Lebih memilukan lagi, semua ini terjadi dalam sistem yang selama ini tampak rapi dan profesional. Dalam seragam putih, mereka tampak gagah. Namun siapa sangka, di balik jas dokter itu, ada jiwa-jiwa yang remuk karena sistem yang membiarkan kekuasaan berbicara lebih lantang daripada etika?

Masyarakat kini mulai menoleh serius. Banyak yang bertanya: bagaimana ini bisa terjadi? Mengapa institusi pendidikan bisa begitu sunyi saat ada yang disakiti? Apakah tekanan, kekerasan, dan budaya senioritas ekstrem adalah harga yang harus dibayar demi gelar dan profesi?

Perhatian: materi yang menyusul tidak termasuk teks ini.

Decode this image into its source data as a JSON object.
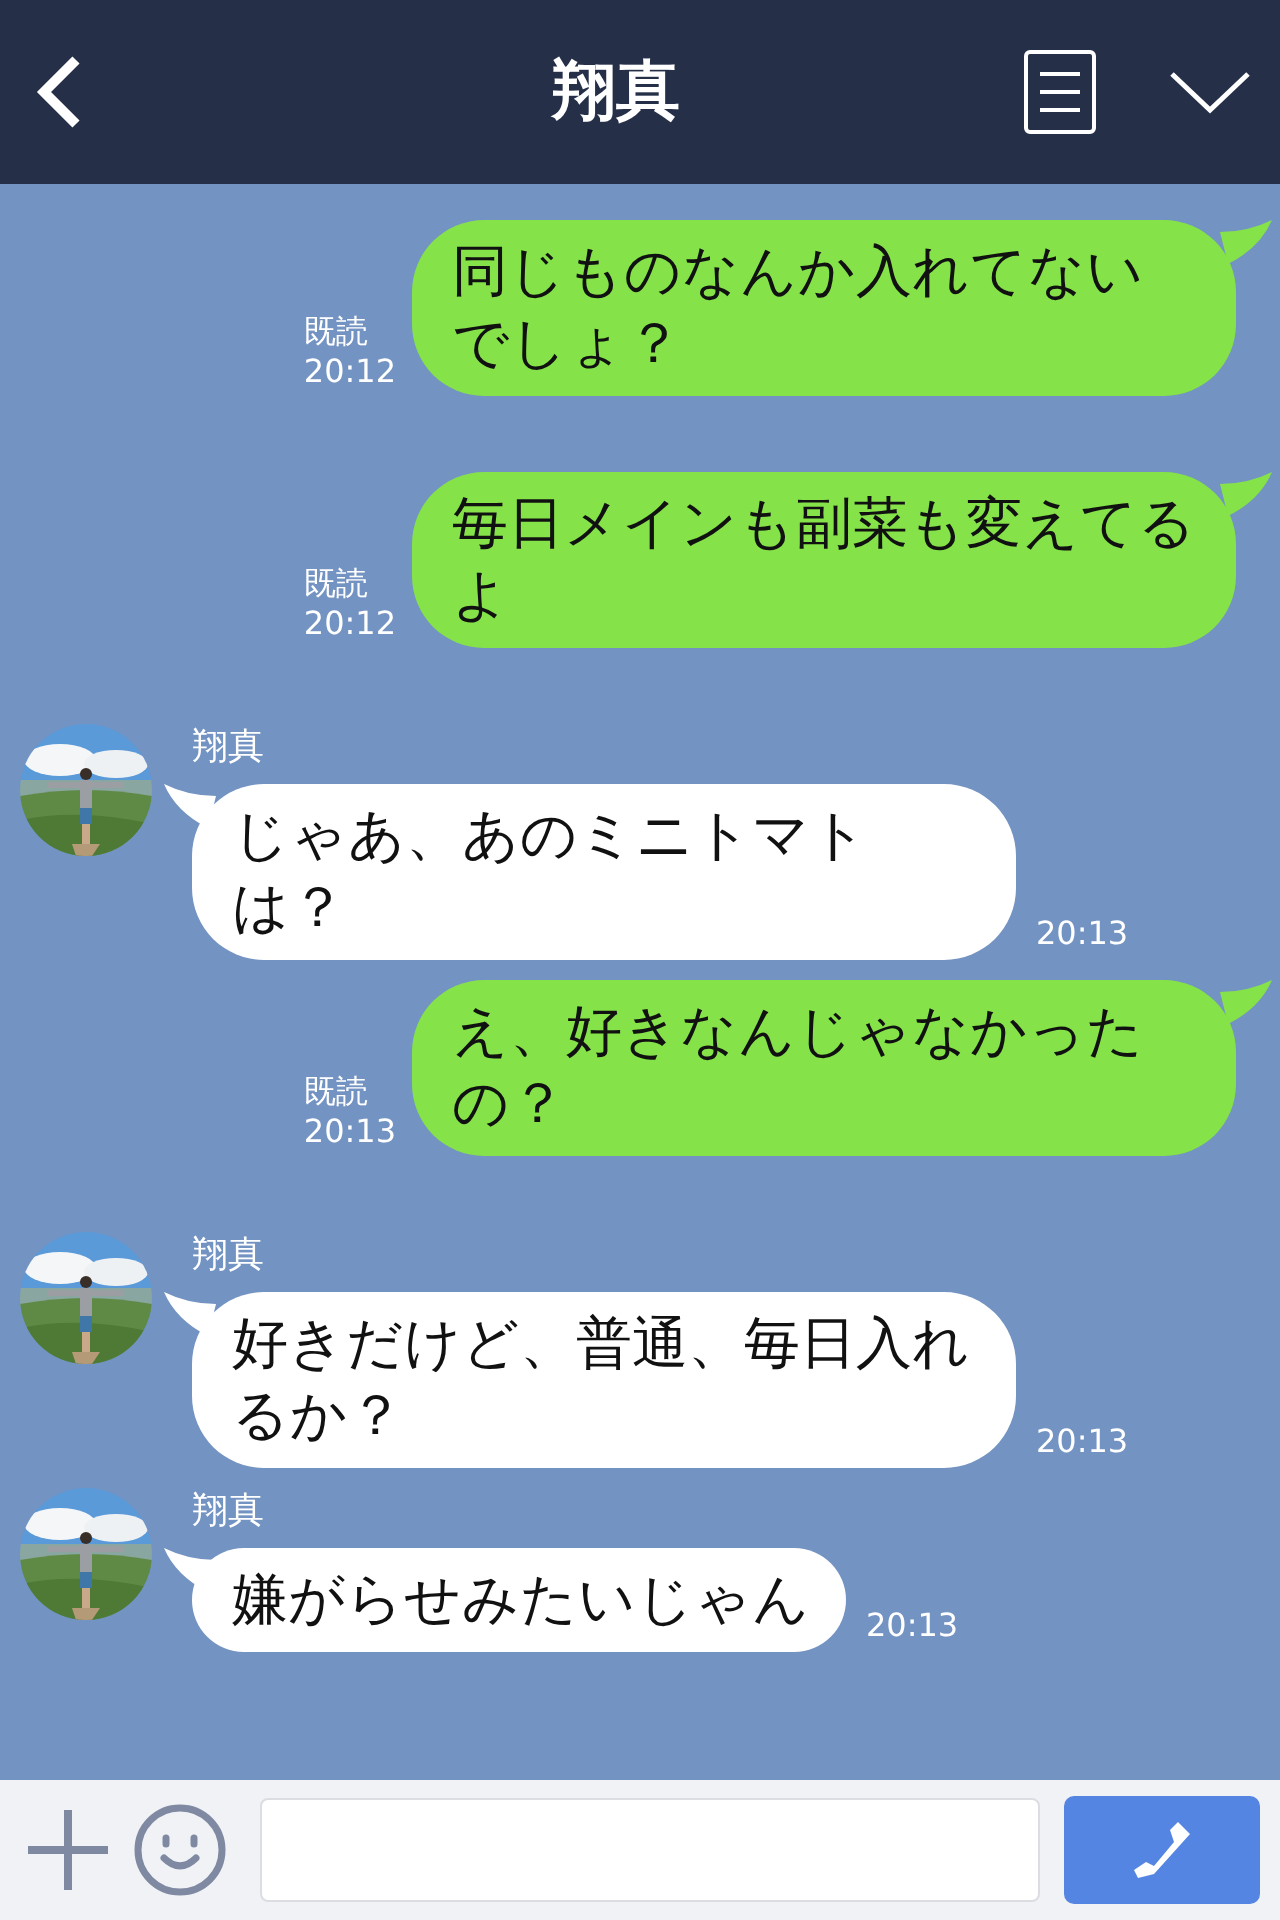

Pendidikan seharusnya membentuk pribadi yang kuat lewat bimbingan, bukan tekanan. Lewat pembinaan, bukan pemaksaan. Lewat penghormatan, bukan penghinaan. Sudah saatnya kita berhenti menormalisasi kalimat seperti “dulu saya juga digituin” sebagai pembenaran atas kekerasan yang terus diwariskan turun-temurun. Jika luka diturunkan, maka pendidikan hanya menjadi tempat melahirkan trauma kolektif.

Kini, publik menantikan langkah nyata. Bukan hanya klarifikasi, bukan hanya investigasi formalitas, tetapi keadilan bagi korban, dan bagi masa depan pendidikan kedokteran di negeri ini. Kementerian, universitas, asosiasi profesi, hingga para pendidik di ruang-ruang kuliah dan rumah sakit: semua memiliki peran penting untuk memastikan ini tidak terjadi lagi. Dunia pendidikan adalah jalan pengabdian, bukan tempat menyembunyikan kekerasan di balik senyum profesionalisme.

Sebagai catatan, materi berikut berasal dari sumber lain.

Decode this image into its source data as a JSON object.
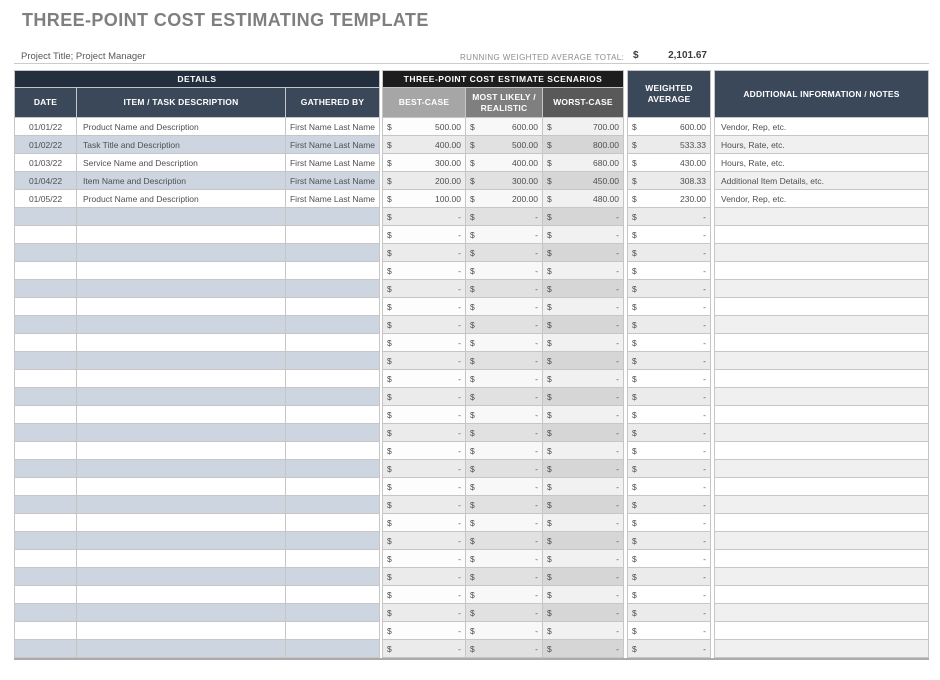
{
  "page": {
    "title": "THREE-POINT COST ESTIMATING TEMPLATE",
    "project_line": "Project Title; Project Manager",
    "running_total": {
      "label": "RUNNING WEIGHTED AVERAGE TOTAL:",
      "currency": "$",
      "value": "2,101.67"
    }
  },
  "table": {
    "groups": {
      "details_label": "DETAILS",
      "scenarios_label": "THREE-POINT COST ESTIMATE SCENARIOS"
    },
    "columns": {
      "date": "DATE",
      "item": "ITEM / TASK DESCRIPTION",
      "gathered_by": "GATHERED BY",
      "best_case": "BEST-CASE",
      "most_likely": "MOST LIKELY / REALISTIC",
      "worst_case": "WORST-CASE",
      "weighted_average": "WEIGHTED AVERAGE",
      "notes": "ADDITIONAL INFORMATION / NOTES"
    },
    "currency_symbol": "$",
    "empty_placeholder": "-",
    "rows": [
      {
        "date": "01/01/22",
        "item": "Product Name and Description",
        "gathered_by": "First Name Last Name",
        "best_case": "500.00",
        "most_likely": "600.00",
        "worst_case": "700.00",
        "weighted_average": "600.00",
        "notes": "Vendor, Rep, etc."
      },
      {
        "date": "01/02/22",
        "item": "Task Title and Description",
        "gathered_by": "First Name Last Name",
        "best_case": "400.00",
        "most_likely": "500.00",
        "worst_case": "800.00",
        "weighted_average": "533.33",
        "notes": "Hours, Rate, etc."
      },
      {
        "date": "01/03/22",
        "item": "Service Name and Description",
        "gathered_by": "First Name Last Name",
        "best_case": "300.00",
        "most_likely": "400.00",
        "worst_case": "680.00",
        "weighted_average": "430.00",
        "notes": "Hours, Rate, etc."
      },
      {
        "date": "01/04/22",
        "item": "Item Name and Description",
        "gathered_by": "First Name Last Name",
        "best_case": "200.00",
        "most_likely": "300.00",
        "worst_case": "450.00",
        "weighted_average": "308.33",
        "notes": "Additional Item Details, etc."
      },
      {
        "date": "01/05/22",
        "item": "Product Name and Description",
        "gathered_by": "First Name Last Name",
        "best_case": "100.00",
        "most_likely": "200.00",
        "worst_case": "480.00",
        "weighted_average": "230.00",
        "notes": "Vendor, Rep, etc."
      }
    ],
    "empty_row_count": 25
  },
  "colors": {
    "title_gray": "#7F7F7F",
    "band_dark_navy": "#232F3E",
    "band_black": "#1D1D1D",
    "header_navy": "#3B4859",
    "best_case_header": "#A6A6A6",
    "most_likely_header": "#7F7F7F",
    "worst_case_header": "#595959",
    "stripe_blue": "#CDD5E1",
    "grid_border": "#C6C6C6",
    "body_text": "#4F4F4F"
  }
}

Keberanian Uya membuka luka ini patut diapresiasi. Ia telah mengangkat topik sensitif ke permukaan, bukan untuk mencari simpati, tapi agar tak ada lagi yang terluka dalam diam. Ini bukan sekadar cerita seorang ayah dan anak, tapi tentang sistem, tentang masa depan, tentang bagaimana kita ingin anak-anak kita tumbuh dalam ruang belajar yang aman, manusiawi, dan penuh martabat.

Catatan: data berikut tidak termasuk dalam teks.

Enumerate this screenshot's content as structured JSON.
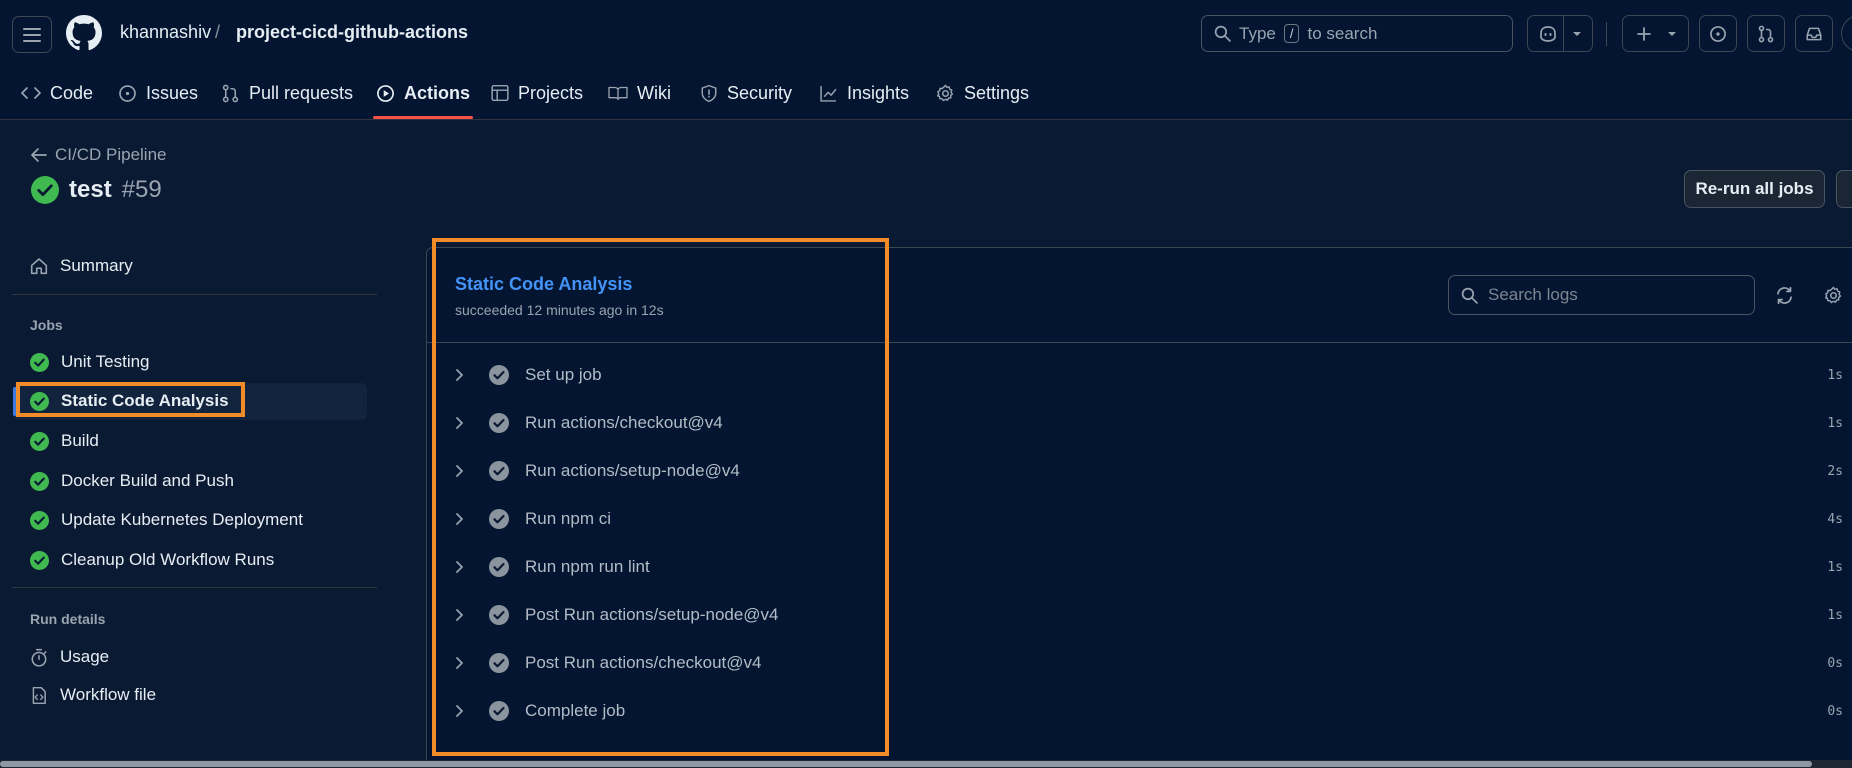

Baca Juga : Skandal Pemerasan di PPDS Undip: Fakta Mengejutkan Perputaran Uang Rp 2 Miliar

Dan untuk para mahasiswa yang saat ini sedang berjuang di ruang-ruang pendidikan dengan tekanan tak kasat mata semoga cerita ini menjadi pelita. Bahwa kamu tidak sendiri. Bahwa suara bisa menjadi senjata. Dan bahwa perubahan dimulai dari keberanian untuk tidak lagi diam. Karena pendidikan sejatinya bukan hanya soal menjadi pintar, tapi juga soal menjadi manusia.